Vladimir Horowitz plays Schumann’s Träumerei at the age of 83 at the Moscow Conservatory on his return in 1986, three years before his death.
There is some marvellous film footage of Horowitz playing Schumann’s Traumerei that focus entirely on the 83-year-old pianist himself and his fingers.
It is of course spellbinding. But this version tugs even harder at the heartstrings by scanning the audience to show the effect of his playing on those listening.
Watch out for the tears silently running down the cheeks of the man, quite probably a member of the Soviet Union’s Communist Party elite, at 1.27. He is not alone.
What makes this performance all the more poignant is that this recital – in the Great Hall of the Moscow Conservatory in 1986 – came on his return to the USSR after leaving in 1925, and three years before his death.
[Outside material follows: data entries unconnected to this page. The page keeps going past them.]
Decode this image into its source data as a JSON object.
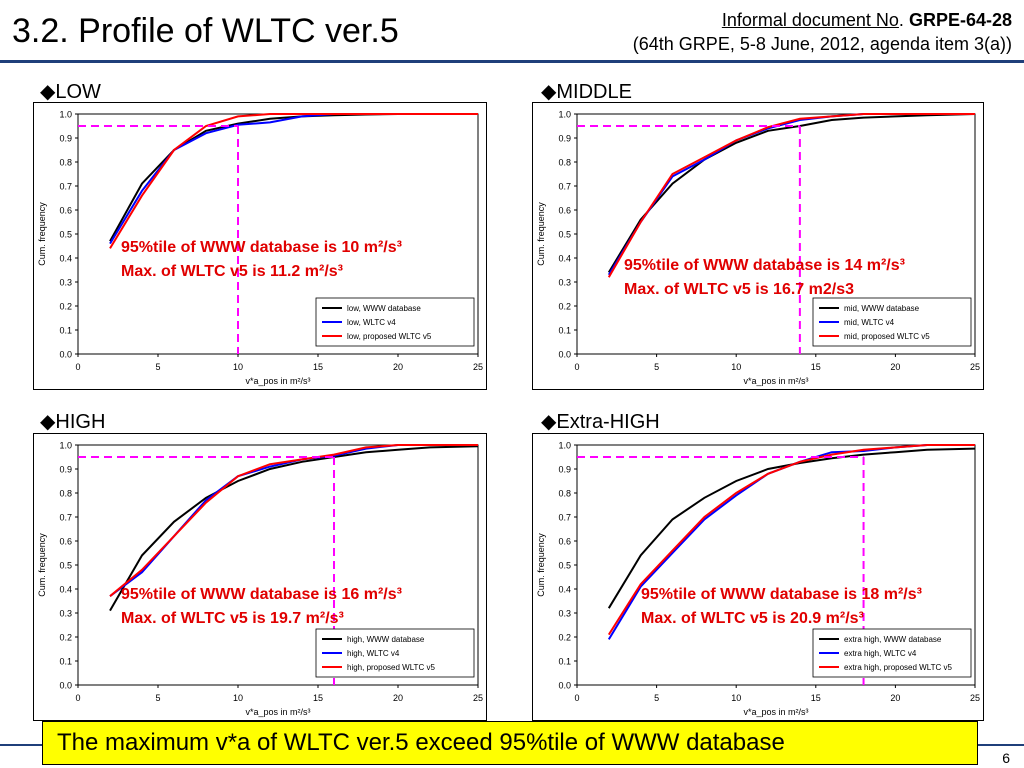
{
  "header": {
    "title": "3.2. Profile of WLTC ver.5",
    "doc_prefix": "Informal document No",
    "doc_dot": ".",
    "doc_id": "GRPE-64-28",
    "doc_meta": "(64th  GRPE,  5-8 June, 2012, agenda item 3(a))"
  },
  "banner": "The maximum v*a of WLTC ver.5 exceed 95%tile of WWW database",
  "page_number": "6",
  "colors": {
    "www": "#000000",
    "v4": "#0000ff",
    "v5": "#ff0000",
    "guide": "#ff00ff",
    "note": "#e00000",
    "banner_bg": "#ffff00",
    "rule": "#1f3f7a"
  },
  "chart_data": [
    {
      "type": "line",
      "panel_label": "◆LOW",
      "xlabel": "v*a_pos in m²/s³",
      "ylabel": "Cum. frequency",
      "xlim": [
        0,
        25
      ],
      "ylim": [
        0,
        1
      ],
      "x_ticks": [
        "0",
        "5",
        "10",
        "15",
        "20",
        "25"
      ],
      "y_ticks": [
        "0.0",
        "0.1",
        "0.2",
        "0.3",
        "0.4",
        "0.5",
        "0.6",
        "0.7",
        "0.8",
        "0.9",
        "1.0"
      ],
      "legend_position": "bottom-right",
      "guide": {
        "x": 10,
        "y": 0.95
      },
      "note_line1": "95%tile of WWW database is 10 m²/s³",
      "note_line2": "Max. of WLTC v5 is 11.2 m²/s³",
      "series": [
        {
          "name": "low, WWW database",
          "color": "#000000",
          "x": [
            2,
            4,
            6,
            8,
            10,
            12,
            14,
            16,
            18,
            20,
            22,
            25
          ],
          "y": [
            0.47,
            0.71,
            0.85,
            0.93,
            0.96,
            0.98,
            0.99,
            0.995,
            0.998,
            1.0,
            1.0,
            1.0
          ]
        },
        {
          "name": "low, WLTC v4",
          "color": "#0000ff",
          "x": [
            2,
            4,
            6,
            8,
            10,
            12,
            14,
            16,
            20,
            25
          ],
          "y": [
            0.46,
            0.68,
            0.85,
            0.92,
            0.955,
            0.965,
            0.99,
            1.0,
            1.0,
            1.0
          ]
        },
        {
          "name": "low, proposed WLTC v5",
          "color": "#ff0000",
          "x": [
            2,
            4,
            6,
            8,
            10,
            12,
            14,
            16,
            20,
            25
          ],
          "y": [
            0.44,
            0.66,
            0.85,
            0.95,
            0.99,
            1.0,
            1.0,
            1.0,
            1.0,
            1.0
          ]
        }
      ]
    },
    {
      "type": "line",
      "panel_label": "◆MIDDLE",
      "xlabel": "v*a_pos in m²/s³",
      "ylabel": "Cum. frequency",
      "xlim": [
        0,
        25
      ],
      "ylim": [
        0,
        1
      ],
      "x_ticks": [
        "0",
        "5",
        "10",
        "15",
        "20",
        "25"
      ],
      "y_ticks": [
        "0.0",
        "0.1",
        "0.2",
        "0.3",
        "0.4",
        "0.5",
        "0.6",
        "0.7",
        "0.8",
        "0.9",
        "1.0"
      ],
      "legend_position": "bottom-right",
      "guide": {
        "x": 14,
        "y": 0.95
      },
      "note_line1": "95%tile of WWW database is 14 m²/s³",
      "note_line2": "Max. of WLTC v5 is 16.7 m2/s3",
      "series": [
        {
          "name": "mid, WWW database",
          "color": "#000000",
          "x": [
            2,
            4,
            6,
            8,
            10,
            12,
            14,
            16,
            18,
            20,
            22,
            25
          ],
          "y": [
            0.34,
            0.56,
            0.71,
            0.81,
            0.88,
            0.93,
            0.95,
            0.975,
            0.985,
            0.99,
            0.995,
            1.0
          ]
        },
        {
          "name": "mid, WLTC v4",
          "color": "#0000ff",
          "x": [
            2,
            4,
            6,
            8,
            10,
            12,
            14,
            16,
            18,
            20,
            25
          ],
          "y": [
            0.33,
            0.55,
            0.74,
            0.81,
            0.89,
            0.94,
            0.975,
            0.99,
            1.0,
            1.0,
            1.0
          ]
        },
        {
          "name": "mid, proposed WLTC v5",
          "color": "#ff0000",
          "x": [
            2,
            4,
            6,
            8,
            10,
            12,
            14,
            16,
            18,
            20,
            25
          ],
          "y": [
            0.32,
            0.55,
            0.75,
            0.82,
            0.89,
            0.945,
            0.98,
            0.99,
            1.0,
            1.0,
            1.0
          ]
        }
      ]
    },
    {
      "type": "line",
      "panel_label": "◆HIGH",
      "xlabel": "v*a_pos in m²/s³",
      "ylabel": "Cum. frequency",
      "xlim": [
        0,
        25
      ],
      "ylim": [
        0,
        1
      ],
      "x_ticks": [
        "0",
        "5",
        "10",
        "15",
        "20",
        "25"
      ],
      "y_ticks": [
        "0.0",
        "0.1",
        "0.2",
        "0.3",
        "0.4",
        "0.5",
        "0.6",
        "0.7",
        "0.8",
        "0.9",
        "1.0"
      ],
      "legend_position": "bottom-right",
      "guide": {
        "x": 16,
        "y": 0.95
      },
      "note_line1": "95%tile of WWW database is 16 m²/s³",
      "note_line2": "Max. of WLTC v5 is 19.7 m²/s³",
      "series": [
        {
          "name": "high, WWW database",
          "color": "#000000",
          "x": [
            2,
            4,
            6,
            8,
            10,
            12,
            14,
            16,
            18,
            20,
            22,
            25
          ],
          "y": [
            0.31,
            0.54,
            0.68,
            0.78,
            0.85,
            0.9,
            0.93,
            0.95,
            0.97,
            0.98,
            0.99,
            0.995
          ]
        },
        {
          "name": "high, WLTC v4",
          "color": "#0000ff",
          "x": [
            2,
            4,
            6,
            8,
            10,
            12,
            14,
            16,
            18,
            20,
            22,
            25
          ],
          "y": [
            0.37,
            0.47,
            0.62,
            0.77,
            0.87,
            0.91,
            0.94,
            0.955,
            0.985,
            1.0,
            1.0,
            1.0
          ]
        },
        {
          "name": "high, proposed WLTC v5",
          "color": "#ff0000",
          "x": [
            2,
            4,
            6,
            8,
            10,
            12,
            14,
            16,
            18,
            20,
            22,
            25
          ],
          "y": [
            0.37,
            0.48,
            0.62,
            0.76,
            0.87,
            0.92,
            0.94,
            0.96,
            0.99,
            1.0,
            1.0,
            1.0
          ]
        }
      ]
    },
    {
      "type": "line",
      "panel_label": "◆Extra-HIGH",
      "xlabel": "v*a_pos in m²/s³",
      "ylabel": "Cum. frequency",
      "xlim": [
        0,
        25
      ],
      "ylim": [
        0,
        1
      ],
      "x_ticks": [
        "0",
        "5",
        "10",
        "15",
        "20",
        "25"
      ],
      "y_ticks": [
        "0.0",
        "0.1",
        "0.2",
        "0.3",
        "0.4",
        "0.5",
        "0.6",
        "0.7",
        "0.8",
        "0.9",
        "1.0"
      ],
      "legend_position": "bottom-right",
      "guide": {
        "x": 18,
        "y": 0.95
      },
      "note_line1": "95%tile of WWW database is 18 m²/s³",
      "note_line2": "Max. of WLTC v5 is 20.9 m²/s³",
      "series": [
        {
          "name": "extra high, WWW database",
          "color": "#000000",
          "x": [
            2,
            4,
            6,
            8,
            10,
            12,
            14,
            16,
            18,
            20,
            22,
            25
          ],
          "y": [
            0.32,
            0.54,
            0.69,
            0.78,
            0.85,
            0.9,
            0.925,
            0.945,
            0.96,
            0.97,
            0.98,
            0.985
          ]
        },
        {
          "name": "extra high, WLTC v4",
          "color": "#0000ff",
          "x": [
            2,
            4,
            6,
            8,
            10,
            12,
            14,
            16,
            18,
            20,
            22,
            25
          ],
          "y": [
            0.19,
            0.41,
            0.55,
            0.69,
            0.79,
            0.88,
            0.93,
            0.97,
            0.975,
            0.99,
            1.0,
            1.0
          ]
        },
        {
          "name": "extra high, proposed WLTC v5",
          "color": "#ff0000",
          "x": [
            2,
            4,
            6,
            8,
            10,
            12,
            14,
            16,
            18,
            20,
            22,
            25
          ],
          "y": [
            0.21,
            0.42,
            0.56,
            0.7,
            0.8,
            0.88,
            0.93,
            0.96,
            0.98,
            0.99,
            1.0,
            1.0
          ]
        }
      ]
    }
  ]
}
Vladimir Horowitz was born in Kiev/Kyiv in 1903 (then part of the Russian Empire) and studied at the Kiev Conservatory before emigrating to Germany in December 1925. He settled in America in 1939, becoming a US citizen five years later.
Composed by Schumann a century earlier in 1838, Traumerei (aka ‘Dreaming’) is the seventh and best known of his series of 13 short pieces called Kinderszenen (Scenes from Childhood).
It’s a depiction of childhood innocence, vulnerability and gentleness, its sweetly sentimental theme representing the composer’s fond view of his own childhood, inspired by the composer’s future wife Clara.
It is said that when Soviet radio stations broadcast this piece after Germany surrendered and the Second World War was over; an apt choice since Horowitz was Jewish.
He once quipped that there were only three types of pianist: Jewish ones, homosexual ones and bad ones. He was definitely the first, almost certainly the second – and anything but the third of those.